How to find wasted Google Ads spend with AI
Use an AI agent to review paid search terms, flag bad-fit clicks, and propose negative keywords before they waste more budget.

Codex found more than 100 bad search terms Google had matched to our ads.
Some were obviously wrong. One person searched for Adobe, clicked our ad instead, and we paid for a visit from someone who was never looking for Bogi.
Those clicks look small one at a time. Left unchecked, the same mismatches can keep spending your budget long after it is clear they will not become customers.
The fix is a search-term audit: review what people actually searched, compare it with what your company sells, and add the obvious mismatches as negative keywords.
Keywords are not search terms
A keyword is what you tell Google you want to target. A search term is what someone actually typed before your ad appeared.
They are not always the same. Google's search terms report shows the real searches that matched your keywords, along with their clicks, cost, and conversions.
That report is where wasted spend becomes visible. You may find:
- people navigating to a competitor
- searches for a different product category
- job seekers, students, or tutorial traffic
- free-tool and template searches
- foreign-language or unrelated queries
- relevant-looking terms that spent money without converting
An agent can review all of them quickly, but only if it understands the business behind the account.
Give the agent enough context
A search term is not bad in isolation. It is bad when it does not match what you sell, who you sell to, or the problem your product solves.

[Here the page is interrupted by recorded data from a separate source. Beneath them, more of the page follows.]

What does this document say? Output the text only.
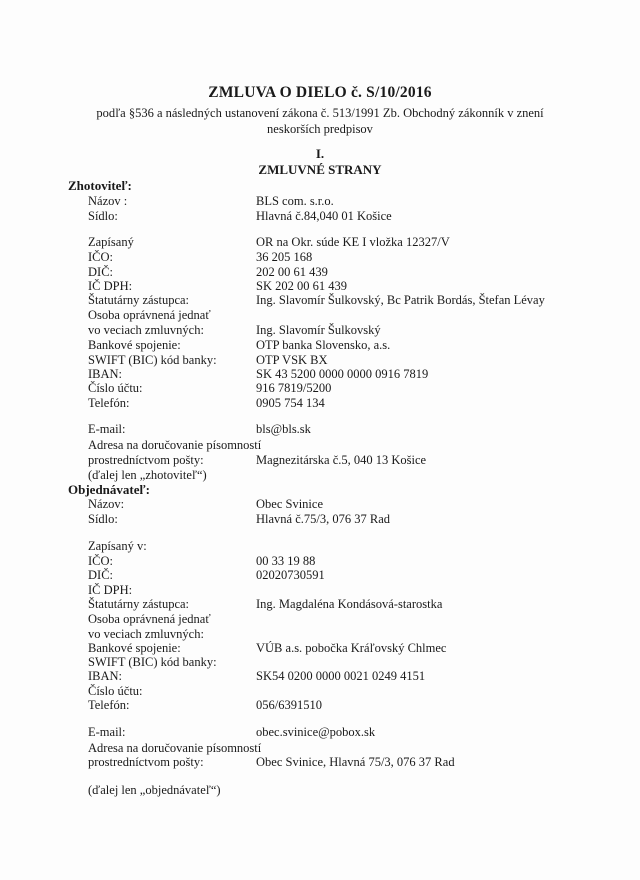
ZMLUVA O DIELO č. S/10/2016
podľa §536 a následných ustanovení zákona č. 513/1991 Zb. Obchodný zákonník v znení neskorších predpisov
I.
ZMLUVNÉ STRANY
Zhotoviteľ:
Názov :	BLS com. s.r.o.
Sídlo:	Hlavná č.84,040 01 Košice
Zapísaný	OR na Okr. súde KE I vložka 12327/V
IČO:	36 205 168
DIČ:	202 00 61 439
IČ DPH:	SK 202 00 61 439
Štatutárny zástupca:	Ing. Slavomír Šulkovský, Bc Patrik Bordás, Štefan Lévay
Osoba oprávnená jednať
vo veciach zmluvných:	Ing. Slavomír Šulkovský
Bankové spojenie:	OTP banka Slovensko, a.s.
SWIFT (BIC) kód banky:	OTP VSK BX
IBAN:	SK 43 5200 0000 0000 0916 7819
Číslo účtu:	916 7819/5200
Telefón:	0905 754 134
E-mail:	bls@bls.sk
Adresa na doručovanie písomností
prostredníctvom pošty:	Magnezitárska č.5, 040 13 Košice
(ďalej len „zhotoviteľ“)
Objednávateľ:
Názov:	Obec Svinice
Sídlo:	Hlavná č.75/3, 076 37 Rad
Zapísaný v:
IČO:	00 33 19 88
DIČ:	02020730591
IČ DPH:
Štatutárny zástupca:	Ing. Magdaléna Kondásová-starostka
Osoba oprávnená jednať
vo veciach zmluvných:
Bankové spojenie:	VÚB a.s. pobočka Kráľovský Chlmec
SWIFT (BIC) kód banky:
IBAN:	SK54 0200 0000 0021 0249 4151
Číslo účtu:
Telefón:	056/6391510
E-mail:	obec.svinice@pobox.sk
Adresa na doručovanie písomností
prostredníctvom pošty:	Obec Svinice, Hlavná 75/3, 076 37 Rad
(ďalej len „objednávateľ“)
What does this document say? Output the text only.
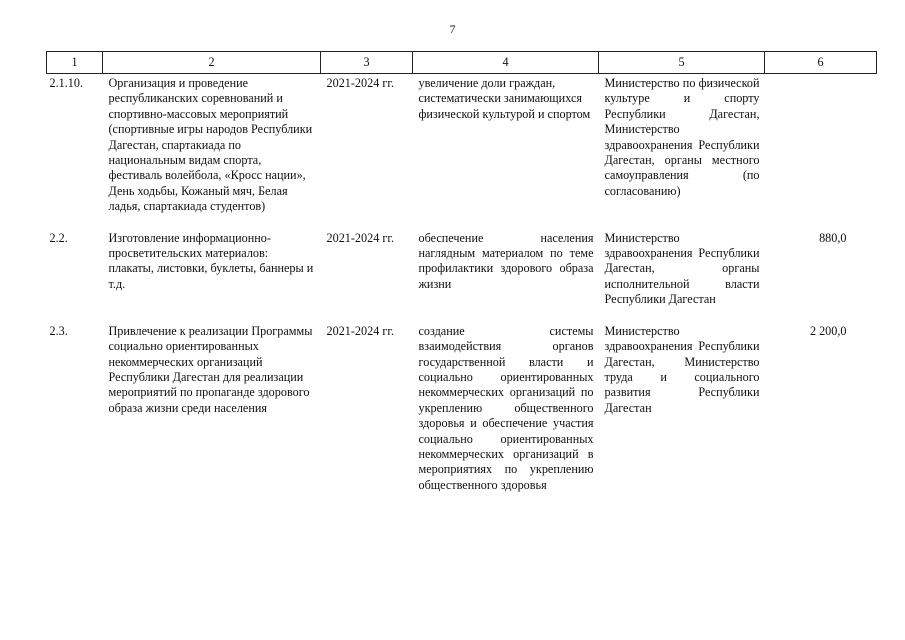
7
1	2	3	4	5	6
2.1.10.	Организация и проведение республиканских соревнований и спортивно-массовых мероприятий (спортивные игры народов Республики Дагестан, спартакиада по национальным видам спорта, фестиваль волейбола, «Кросс нации», День ходьбы, Кожаный мяч, Белая ладья, спартакиада студентов)	2021-2024 гг.	увеличение доли граждан, систематически занимающихся физической культурой и спортом	Министерство по физической культуре и спорту Республики Дагестан, Министерство здравоохранения Республики Дагестан, органы местного самоуправления (по согласованию)	
2.2.	Изготовление информационно-просветительских материалов: плакаты, листовки, буклеты, баннеры и т.д.	2021-2024 гг.	обеспечение населения наглядным материалом по теме профилактики здорового образа жизни	Министерство здравоохранения Республики Дагестан, органы исполнительной власти Республики Дагестан	880,0
2.3.	Привлечение к реализации Программы социально ориентированных некоммерческих организаций Республики Дагестан для реализации мероприятий по пропаганде здорового образа жизни среди населения	2021-2024 гг.	создание системы взаимодействия органов государственной власти и социально ориентированных некоммерческих организаций по укреплению общественного здоровья и обеспечение участия социально ориентированных некоммерческих организаций в мероприятиях по укреплению общественного здоровья	Министерство здравоохранения Республики Дагестан, Министерство труда и социального развития Республики Дагестан	2 200,0
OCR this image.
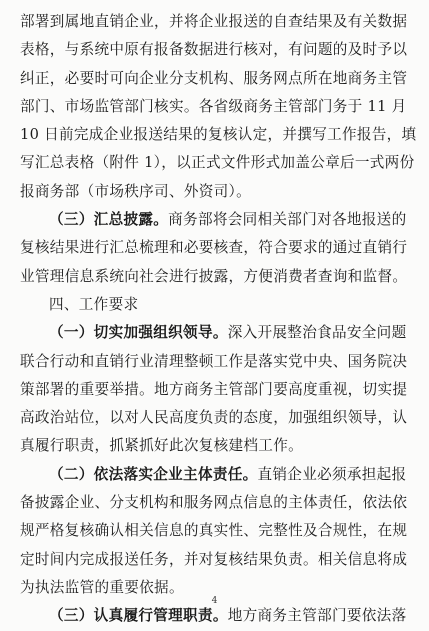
部署到属地直销企业，并将企业报送的自查结果及有关数据
表格，与系统中原有报备数据进行核对，有问题的及时予以
纠正，必要时可向企业分支机构、服务网点所在地商务主管
部门、市场监管部门核实。各省级商务主管部门务于 11 月
10 日前完成企业报送结果的复核认定，并撰写工作报告，填
写汇总表格（附件 1），以正式文件形式加盖公章后一式两份
报商务部（市场秩序司、外资司）。
（三）汇总披露。商务部将会同相关部门对各地报送的
复核结果进行汇总梳理和必要核查，符合要求的通过直销行
业管理信息系统向社会进行披露，方便消费者查询和监督。
四、工作要求
（一）切实加强组织领导。深入开展整治食品安全问题
联合行动和直销行业清理整顿工作是落实党中央、国务院决
策部署的重要举措。地方商务主管部门要高度重视，切实提
高政治站位，以对人民高度负责的态度，加强组织领导，认
真履行职责，抓紧抓好此次复核建档工作。
（二）依法落实企业主体责任。直销企业必须承担起报
备披露企业、分支机构和服务网点信息的主体责任，依法依
规严格复核确认相关信息的真实性、完整性及合规性，在规
定时间内完成报送任务，并对复核结果负责。相关信息将成
为执法监管的重要依据。
（三）认真履行管理职责。地方商务主管部门要依法落
4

Before asking an agent to judge the report, give it:
- your product and ideal customer
- the use cases you want to attract
- competitors people may be navigating to
- categories and audiences you do not serve
- what a good lead or conversion looks like
For Bogi, that context matters. Bogi is a workspace where teams build internal tools that both teammates and agents can use. Someone searching for an ad-design product may use similar words, but still have completely different intent.
Run the first audit
If your agent is connected to Google Ads through Bogi, it can pull the report, check existing negative keywords, and compare the results with the company context already in your workspace.
Ask it to review first, without changing the account:
If your agent cannot access Google Ads directly, export the search terms report as a CSV and attach it with the same company context.
Review the recommendations
The goal is not to block every imperfect query. It is to stop obvious waste without hiding potentially valuable traffic.
A useful review looks like this:
| Search term | Classification | Recommendation | Why |
|---|---|---|---|
| adobe | Competitor navigation | Add adobe as a narrow negative | The searcher was looking for another company |
| ai ads examples | Low intent | Watch | Research intent, but still related enough to learn from |
| google ads management software | Relevant | Keep | Clear product-buying intent |
Start narrowly when there is any uncertainty. Negative exact, phrase, and broad match affect different sets of searches, and negative keywords do not match close variants in the same way as positive keywords.
Keep the first version human-approved:
- The agent proposes negative keywords with evidence.
- You review the cost, intent, and suggested match type.
- The agent applies only the approved changes.
- It records what changed so the team can check it later.
Turn the audit into a routine
One cleanup helps, but new searches keep appearing. The better version is a weekly loop that catches new mismatches before they have time to compound.
Proposed routine
Google Ads search-term review
Google Ads search-term review
Mondays at 9:00 AMReview the last seven days of clicked search terms, flag likely waste, and post negative-keyword recommendations for approval.
This is where Bogi makes the workflow more than a one-off chat. It gives the agent the Google Ads connection, keeps company context in a shared workspace, runs the audit in the cloud, and can post a summary in Slack for the team.
The account stays reviewable, and the check keeps happening even when nobody remembers to open the search terms report.
The takeaway
Google can optimize a campaign, but it does not know your business the way your team does.
An agent can bring that judgment to every search term you paid for: keep the relevant traffic, flag the obvious mismatches, and ask before anything changes.
Run the audit once now. Then turn it into a routine so the same bad traffic does not quietly spend your budget again.